Eventually, the speakers sat down on a panel for a Q&A, and oh boy it was going to get even better. The dating coaches were sitting there, shamelessly promoting their services with the confidence of people who know that the line between helping and creating dependency is not always bad for business.
Someone in the crowd (not me) asked a very good question: how do clients know they are actually improving? Each of the coaches gave different random answers, all of which endorsed the never-ending dating coaching model (shocker). They all avoided the actual answer that a competent dating coach would give: you need us less over time. You are getting more dates, your dates are going further, you are communicating better, you are making clearer decisions, you are less anxious.

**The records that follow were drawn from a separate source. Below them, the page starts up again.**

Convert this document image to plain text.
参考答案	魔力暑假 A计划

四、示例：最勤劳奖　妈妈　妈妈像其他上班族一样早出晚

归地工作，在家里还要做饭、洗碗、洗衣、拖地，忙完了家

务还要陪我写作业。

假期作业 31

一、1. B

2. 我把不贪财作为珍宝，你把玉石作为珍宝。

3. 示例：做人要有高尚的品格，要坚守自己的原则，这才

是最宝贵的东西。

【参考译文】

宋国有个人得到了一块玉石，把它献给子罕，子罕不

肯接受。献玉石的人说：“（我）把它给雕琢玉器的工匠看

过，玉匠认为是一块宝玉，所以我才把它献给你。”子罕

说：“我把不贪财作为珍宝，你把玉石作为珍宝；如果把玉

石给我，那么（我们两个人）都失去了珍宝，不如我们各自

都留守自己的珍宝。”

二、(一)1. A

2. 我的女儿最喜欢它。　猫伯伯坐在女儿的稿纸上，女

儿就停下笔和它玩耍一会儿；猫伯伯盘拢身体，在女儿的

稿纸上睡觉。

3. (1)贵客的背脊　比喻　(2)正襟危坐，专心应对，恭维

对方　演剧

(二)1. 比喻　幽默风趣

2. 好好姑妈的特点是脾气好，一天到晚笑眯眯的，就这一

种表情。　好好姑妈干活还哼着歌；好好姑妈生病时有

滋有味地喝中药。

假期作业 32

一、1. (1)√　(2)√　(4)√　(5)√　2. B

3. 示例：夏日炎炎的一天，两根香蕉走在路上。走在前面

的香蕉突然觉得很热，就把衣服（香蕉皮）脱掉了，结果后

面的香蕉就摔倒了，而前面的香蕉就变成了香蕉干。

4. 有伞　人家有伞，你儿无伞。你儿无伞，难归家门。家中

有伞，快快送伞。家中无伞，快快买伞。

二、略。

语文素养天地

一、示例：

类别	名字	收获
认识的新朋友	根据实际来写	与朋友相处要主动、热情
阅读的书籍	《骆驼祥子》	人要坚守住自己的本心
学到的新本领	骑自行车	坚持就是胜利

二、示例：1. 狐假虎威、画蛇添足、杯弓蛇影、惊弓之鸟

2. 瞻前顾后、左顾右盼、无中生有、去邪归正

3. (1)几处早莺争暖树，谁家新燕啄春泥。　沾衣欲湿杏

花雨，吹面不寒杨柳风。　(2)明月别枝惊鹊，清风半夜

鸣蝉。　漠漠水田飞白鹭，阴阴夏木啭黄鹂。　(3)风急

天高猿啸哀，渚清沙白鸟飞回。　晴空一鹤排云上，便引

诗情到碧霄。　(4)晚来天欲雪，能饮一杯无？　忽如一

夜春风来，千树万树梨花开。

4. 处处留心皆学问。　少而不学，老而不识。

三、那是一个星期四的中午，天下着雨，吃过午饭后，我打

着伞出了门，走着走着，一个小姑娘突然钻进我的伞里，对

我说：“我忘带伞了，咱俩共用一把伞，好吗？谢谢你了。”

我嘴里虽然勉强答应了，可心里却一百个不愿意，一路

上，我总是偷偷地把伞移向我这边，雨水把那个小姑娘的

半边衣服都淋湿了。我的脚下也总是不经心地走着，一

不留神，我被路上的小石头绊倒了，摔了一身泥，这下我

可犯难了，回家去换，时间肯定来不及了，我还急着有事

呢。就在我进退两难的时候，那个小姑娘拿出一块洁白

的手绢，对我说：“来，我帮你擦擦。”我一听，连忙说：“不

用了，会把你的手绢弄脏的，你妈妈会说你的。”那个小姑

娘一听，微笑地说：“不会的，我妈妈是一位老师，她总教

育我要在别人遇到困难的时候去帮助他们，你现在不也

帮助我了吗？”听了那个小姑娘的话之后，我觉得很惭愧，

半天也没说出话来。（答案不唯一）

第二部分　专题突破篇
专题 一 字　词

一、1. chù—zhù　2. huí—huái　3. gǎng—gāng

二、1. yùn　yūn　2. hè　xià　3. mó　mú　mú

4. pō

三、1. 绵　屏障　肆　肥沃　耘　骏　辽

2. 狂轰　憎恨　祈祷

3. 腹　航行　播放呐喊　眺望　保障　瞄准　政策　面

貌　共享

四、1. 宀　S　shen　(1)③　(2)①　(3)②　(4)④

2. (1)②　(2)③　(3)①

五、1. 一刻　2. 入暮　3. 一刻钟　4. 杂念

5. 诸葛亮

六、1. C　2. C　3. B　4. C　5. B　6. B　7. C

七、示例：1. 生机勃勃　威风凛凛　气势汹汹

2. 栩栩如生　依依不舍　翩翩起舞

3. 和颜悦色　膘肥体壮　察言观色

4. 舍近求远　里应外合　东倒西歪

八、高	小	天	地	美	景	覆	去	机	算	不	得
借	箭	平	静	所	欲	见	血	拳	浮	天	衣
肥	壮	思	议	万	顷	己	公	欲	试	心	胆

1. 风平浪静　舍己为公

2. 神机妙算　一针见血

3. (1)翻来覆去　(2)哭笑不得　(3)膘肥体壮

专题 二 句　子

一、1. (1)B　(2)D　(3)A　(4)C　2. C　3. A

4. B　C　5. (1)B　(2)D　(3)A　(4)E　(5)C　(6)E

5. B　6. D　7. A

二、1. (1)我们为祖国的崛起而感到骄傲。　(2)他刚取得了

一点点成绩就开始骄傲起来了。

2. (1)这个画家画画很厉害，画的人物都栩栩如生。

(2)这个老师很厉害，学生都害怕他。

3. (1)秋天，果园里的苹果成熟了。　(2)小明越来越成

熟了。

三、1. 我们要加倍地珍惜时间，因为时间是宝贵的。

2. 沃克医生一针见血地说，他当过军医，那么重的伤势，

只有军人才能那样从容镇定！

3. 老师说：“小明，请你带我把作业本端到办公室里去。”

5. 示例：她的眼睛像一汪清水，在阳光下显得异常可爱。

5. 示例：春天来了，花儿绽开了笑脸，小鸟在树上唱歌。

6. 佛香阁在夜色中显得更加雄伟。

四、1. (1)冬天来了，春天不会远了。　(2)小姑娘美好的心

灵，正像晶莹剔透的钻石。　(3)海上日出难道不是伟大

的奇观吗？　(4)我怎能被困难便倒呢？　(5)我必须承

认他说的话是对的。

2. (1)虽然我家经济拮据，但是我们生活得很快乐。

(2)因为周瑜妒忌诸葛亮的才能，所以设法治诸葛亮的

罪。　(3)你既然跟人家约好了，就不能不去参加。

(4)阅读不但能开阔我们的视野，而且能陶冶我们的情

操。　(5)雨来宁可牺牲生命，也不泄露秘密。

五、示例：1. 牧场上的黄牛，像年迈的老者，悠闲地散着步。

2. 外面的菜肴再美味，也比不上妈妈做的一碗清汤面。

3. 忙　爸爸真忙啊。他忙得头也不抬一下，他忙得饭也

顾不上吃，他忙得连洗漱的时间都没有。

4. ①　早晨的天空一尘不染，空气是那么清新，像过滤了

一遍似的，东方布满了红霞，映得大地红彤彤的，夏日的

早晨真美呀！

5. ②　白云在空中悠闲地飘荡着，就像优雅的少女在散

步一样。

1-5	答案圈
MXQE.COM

This entire event was a promotion for the otherwise bored, professionally useless people, whose only accomplishment is to perpetuate the enslavement of the Jewish community by permanent infantilization even into their 40s (!!!!). The tragedy is that the crowd was full of serious people who actually want to get married. They deserved better than the same regurgitated ideas that landed them in those seats in the first place. Maybe some people just need to dress better, be more secure, have some confidence, work on their social skills, and get permission to stop acting like one cup of coffee is a beshow. They deserved someone willing to say that you cannot coach, research, reference-check, and therapize your way into chemistry, maturity, or relationships. At some point, dating requires actual adults to act like actual adults.